If those reading this abstract were picked randomly from the general population, less than half of you would recognize the name Herbert Hoover. This is a problem. In our song “Aberdeen,” Hoover’s name is used tactically to place the narrator in a pre-depression Washington state that had yet to experience the crush of the impending economic disaster. Well, so much for that technique. We’ll instead have to rely on our audience’s familiarity with the “old-timey” frontier sound of the mandolin and fiddle and the catchiness of the instrumental and lyrical themes. In this session, we’ll explore some of the hallmarks of the great fictional and factual retellings within American songwriting, as well as, some of the devices songwriters use to transport the listener to a different time and place. We'll also look at how these devices can be transposed into other writing genres to improve reader retention of facts and uniquely convey setting.

The Story the World Needs Now and Why You Should Tell It - Rose Kleidon

Very often, the goal of historical fiction is to transport the reader to a remote era, while helping him or her discover our common humanity across time, in the most trying circumstances and often, under the most extreme duress. We tell the stories of survivors, but to see their lives through either rose-colored glasses or dark glasses is to do wrong by them. And to do wrong by our readers. We must do our best to tell stories that show honestly where we have come from and how to make sense of the journey. In this work, we have a huge advantage: we are almost the last generation to grow up with any experience of the pre-industrial past, which makes us uniquely able to help others understand the day before yesterday and thus to have some perspective on today, when we live in the midst of the history being made all around us.

Way Beyond Wikipedia: Online Sources for Historical Research - Mary Malloy

How much history needs to be in a historical novel? And where does it come from? While good secondary sources are essential for understanding the context of the period about which you are writing, the Internet now allows access to primary sources that can give your book fascinatingly appropriate details. Most of the texts published in English since the invention of the printing press are now online, including plays, novels, sermons, statements from the gallows, descriptions of nature around the globe, and instruction manuals for every kind of job from blacksmithing to navigating a ship. Many are illustrated with pictures not available elsewhere. In this presentation, Mary Malloy will introduce databases of historical materials including “Early English Books Online” and “Eighteenth Century Texts Online,” and discuss ways to use them in your novel.

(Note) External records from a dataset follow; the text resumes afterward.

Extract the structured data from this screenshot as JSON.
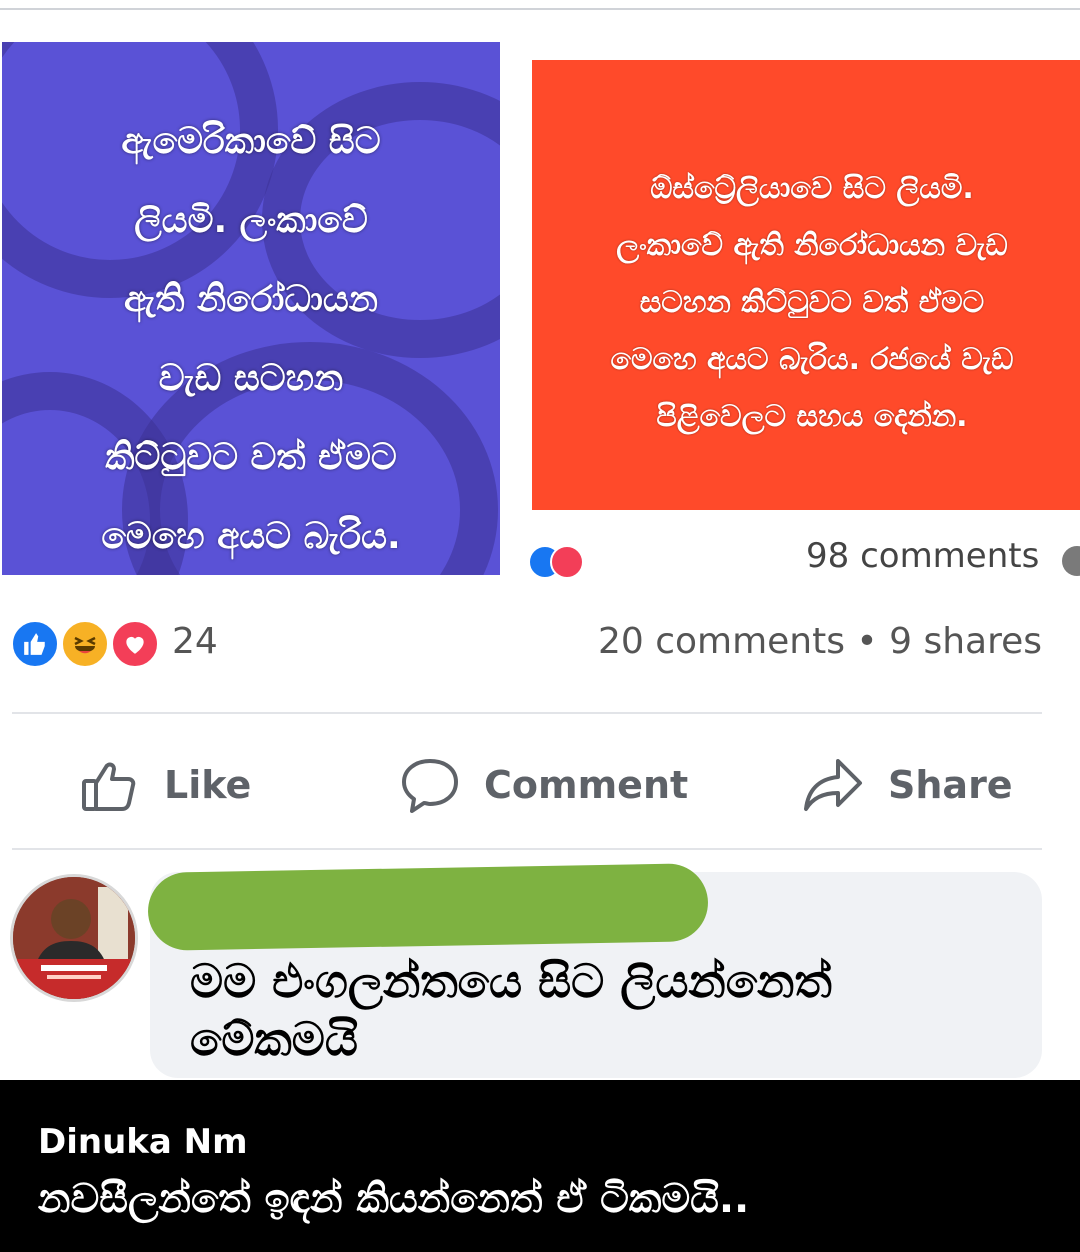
{
  "post_images": {
    "left_image_text": "ඇමෙරිකාවේ සිට\nලියමි. ලංකාවේ\nඇති නිරෝධායන\nවැඩ සටහන\nකිට්ටුවට වත් ඒමට\nමෙහෙ අයට බැරිය.",
    "right_image_text": "ඕස්ට්‍රේලියාවෙ සිට ලියමි.\nලංකාවේ ඇති නිරෝධායන වැඩ\nසටහන කිට්ටුවට වත් ඒමට\nමෙහෙ අයට බැරිය. රජයේ වැඩ\nපිළිවෙලට සහය දෙන්න.",
    "right_post_comments": "98 comments",
    "colors": {
      "left_bg": "#5a52d6",
      "right_bg": "#ff4a2a"
    }
  },
  "reactions": {
    "icons": [
      "like-icon",
      "haha-icon",
      "love-icon"
    ],
    "count": "24",
    "comments_shares": "20 comments • 9 shares"
  },
  "actions": {
    "like_label": "Like",
    "comment_label": "Comment",
    "share_label": "Share"
  },
  "comment": {
    "text": "මම එංගලන්තයෙ සිට ලියන්නෙත් මේකමයි"
  },
  "caption": {
    "name": "Dinuka Nm",
    "text": "නවසීලන්තේ ඉඳන් කියන්නෙත් ඒ ටිකමයි.."
  }
}
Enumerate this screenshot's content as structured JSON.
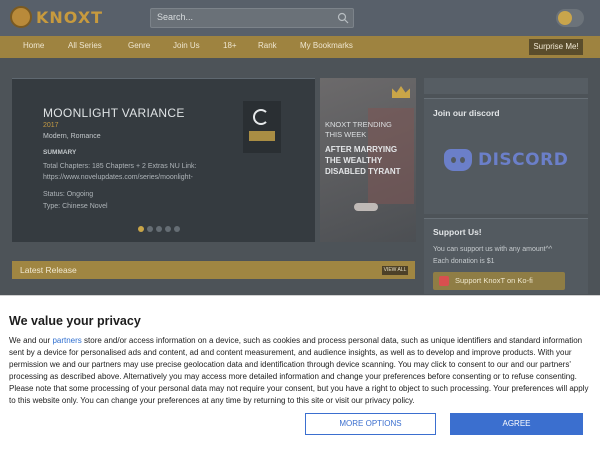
{
  "header": {
    "logo_text": "KNOXT",
    "search_placeholder": "Search..."
  },
  "nav": {
    "items": [
      {
        "label": "Home"
      },
      {
        "label": "All Series"
      },
      {
        "label": "Genre"
      },
      {
        "label": "Join Us"
      },
      {
        "label": "18+"
      },
      {
        "label": "Rank"
      },
      {
        "label": "My Bookmarks"
      }
    ],
    "surprise_label": "Surprise Me!"
  },
  "slider": {
    "title": "MOONLIGHT VARIANCE",
    "year": "2017",
    "genres": "Modern, Romance",
    "summary_heading": "SUMMARY",
    "summary": "Total Chapters: 185 Chapters + 2 Extras NU Link: https://www.novelupdates.com/series/moonlight-",
    "status": "Status: Ongoing",
    "type": "Type: Chinese Novel",
    "dots": 5,
    "active_dot": 0
  },
  "trending": {
    "heading": "KNOXT TRENDING THIS WEEK",
    "title": "AFTER MARRYING THE WEALTHY DISABLED TYRANT"
  },
  "sidebar": {
    "discord_heading": "Join our discord",
    "discord_word": "DISCORD",
    "support_heading": "Support Us!",
    "support_line1": "You can support us with any amount^^",
    "support_line2": "Each donation is $1",
    "kofi_label": "Support KnoxT on Ko-fi"
  },
  "latest": {
    "heading": "Latest Release",
    "view_all": "VIEW ALL"
  },
  "consent": {
    "heading": "We value your privacy",
    "text_before_link": "We and our ",
    "link_text": "partners",
    "text_after_link": " store and/or access information on a device, such as cookies and process personal data, such as unique identifiers and standard information sent by a device for personalised ads and content, ad and content measurement, and audience insights, as well as to develop and improve products. With your permission we and our partners may use precise geolocation data and identification through device scanning. You may click to consent to our and our partners' processing as described above. Alternatively you may access more detailed information and change your preferences before consenting or to refuse consenting. Please note that some processing of your personal data may not require your consent, but you have a right to object to such processing. Your preferences will apply to this website only. You can change your preferences at any time by returning to this site or visit our privacy policy.",
    "more_options_label": "MORE OPTIONS",
    "agree_label": "AGREE"
  },
  "colors": {
    "accent_gold": "#c9a548",
    "consent_blue": "#3b6fcf",
    "discord_blue": "#6b7fc9"
  }
}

World Building in Historical Fiction - Tim Weed

In addition to the goal common to all fiction—to tell a gripping story featuring compelling characters—historical fiction aims to transport a reader back in time. In this dynamic and interactive talk, we'll examine the strategies some of the great historical novelists of the past and present have used to achieve this special method of time travel. We'll finish up with a brief writing exercise introducing a surprisingly practical way to incorporate historical world-building techniques into your writing.